Building quality representation in local female leadership may be the key ingredient to a peaceful society as empowered women can transform and resolve conflict. Female characteristics are increasingly recognized and included in common notions of leadership, as being less selfish, fairer and more resilient to outside pressure than their male counterparts, reflected in a notably lower corruption rate among female leaders. In addition, such behaviors engender a higher probability of the state adopting people-oriented policies, allotting the required attention to social welfare and public benefits.
Female leadership in Asia, however, remains in its nascent stages and far from a viable alternative political model.
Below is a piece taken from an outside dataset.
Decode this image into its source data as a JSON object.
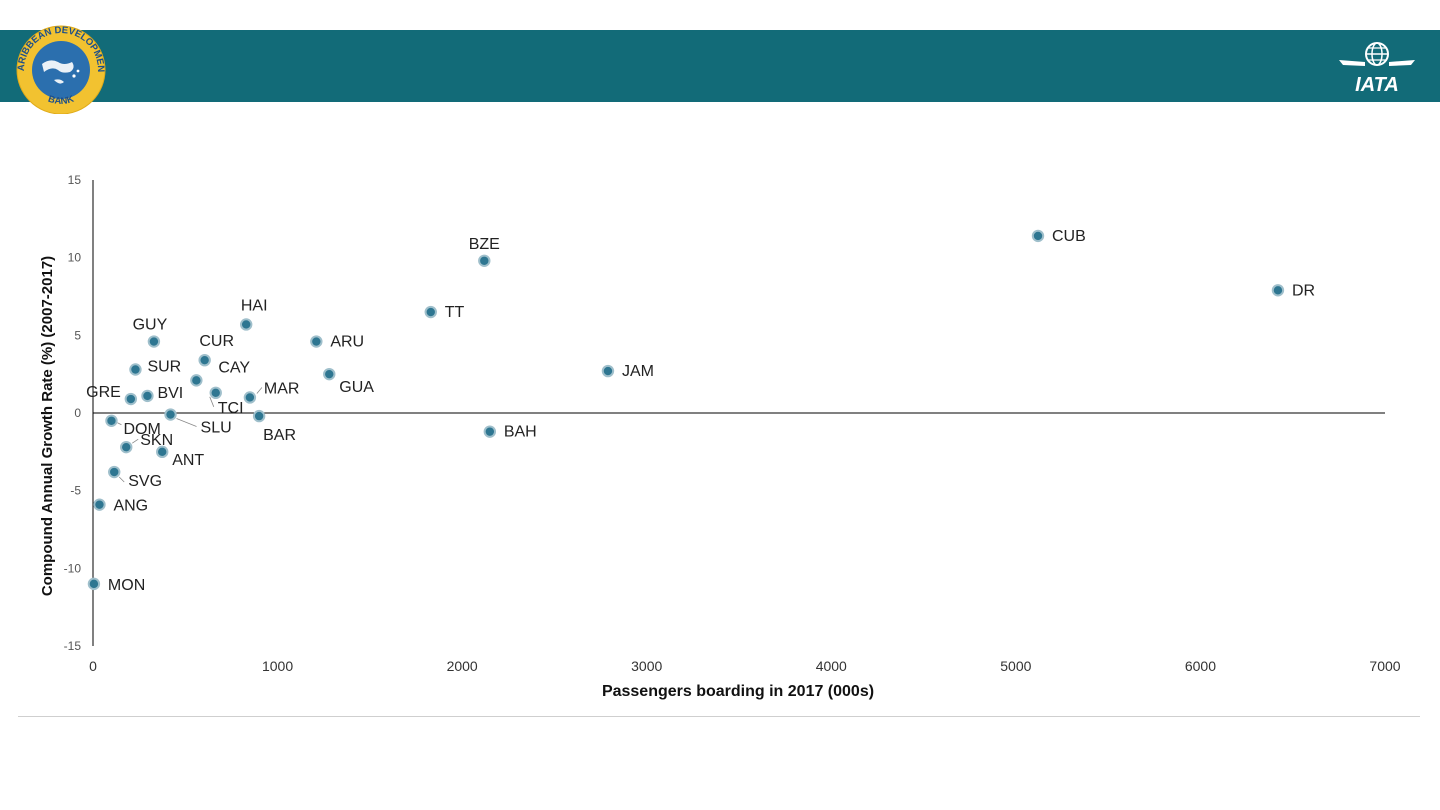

Aung San Suu Kyi faces the challenges of government capacity to conduct economic reform and resolve ethnic conflict. South Korea confronts a new cycle of 2016 legislative elections in which opponents may form alliances against President Park; alongside economic and social problems Tsai’s government also needs to resolve the lingering cross–strait relations with mainland China.
Although persistent in their efforts to be heard and resolute in defence of their new sense of expression, leadership by women sadly still seems to resort to accommodating the demands and ground rules of men. For the future, it is high time that women’s education is secured, their actions and achievements publicized and their commitment to participation in the political arena remain undeterred.
Chau Bao Nguyen is a PhD candidate at University of East Anglia, UK; and a lecturer at the Diplomatic Academy of Vietnam. She also works part-time in the Vietnamese edition of BBC News.